The interplay between expectation and fulfillment is an intriguing aspect of situations that produce feelings of happiness – flirting or having sex, eating or traveling, sometimes even engaging in sports. Most neurochemical theories of happiness stop right there, before it gets interesting. Chocolate makes us happy because serotonin is released when we eat it; a mere whiff of it promotes the production of antibodies. Pleasant aromas tend to stimulate the release of serotonin. But simply increasing the amount of chocolate we eat, taking a steady stream of drugs, and surrounding ourselves with fragrant flowers will not do the trick. We have to look beyond these factors – to expectations. A jogger can experience a psychological rush because a long run releases endorphins and creates a ‘runner’s high.’ But a runner can feel very different types of happiness by breaking a personal record or winning a race. That extra something doesn’t stem from the natural reaction of the body while running; it comes about by way of the prefrontal cortex, which knows the runner’s personal record. The success rewards the runner with happiness. An expectation has been met or exceeded.

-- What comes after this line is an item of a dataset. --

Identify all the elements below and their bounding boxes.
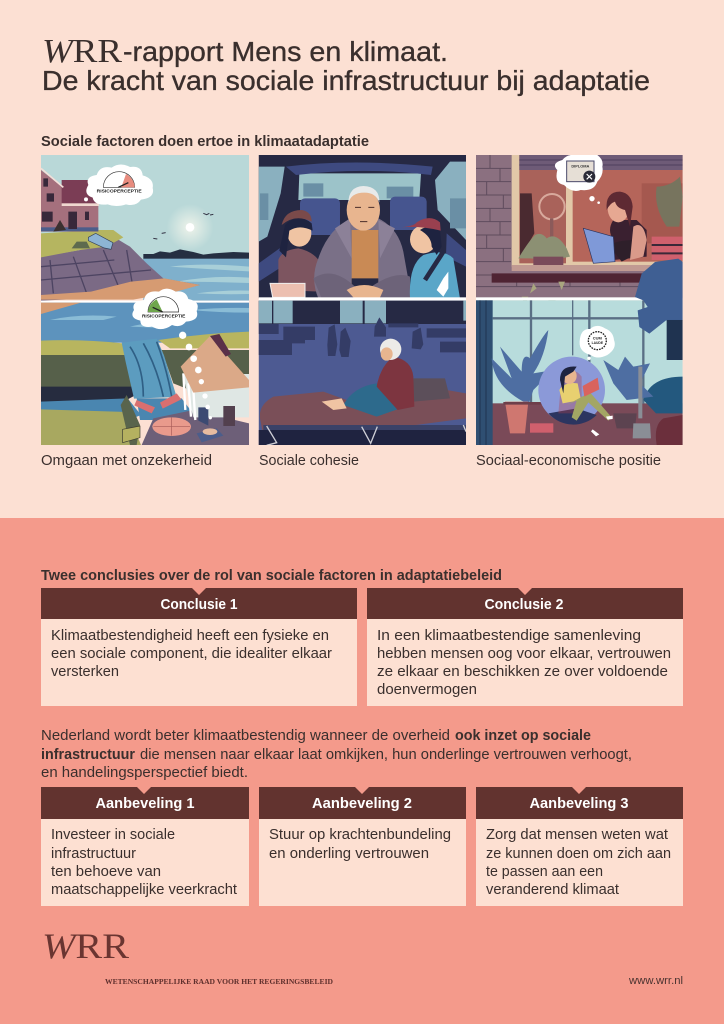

It is no wonder that neuroscientists are now attempting to trace the elaborate intersecting pathways of feelings and consciousness. Feelings of happiness are often more than simple emotions. The fact that laughter cheers up gloomy patients, and that there are even ‘laughter therapists,’ cannot be explained by simple reflexes. Studies have shown that the mere thought of a bad experience results in a weakening of test subjects’ immune systems, but if the investigator elicits pleasant memories, the subjects’ moods brighten on the spot, and their resistance is enhanced.

Feelings of happiness are highly complex. They can represent extremely positive emotions (pleasure, enthusiasm, delight) and result in heightened sensitivity, hyperawareness, and receptivity. Happiness elicits an optimistic take on one’s surroundings and has a constructive effect on perception and memory. When we fall in
love or experience success, everything suddenly appears a little rosier. Self-satisfaction soars and our self-esteem feels dizzying. We tend to become outgoing, friendly, impulsive, spontaneous, flexible, and productive, and we feel as though we can move mountains.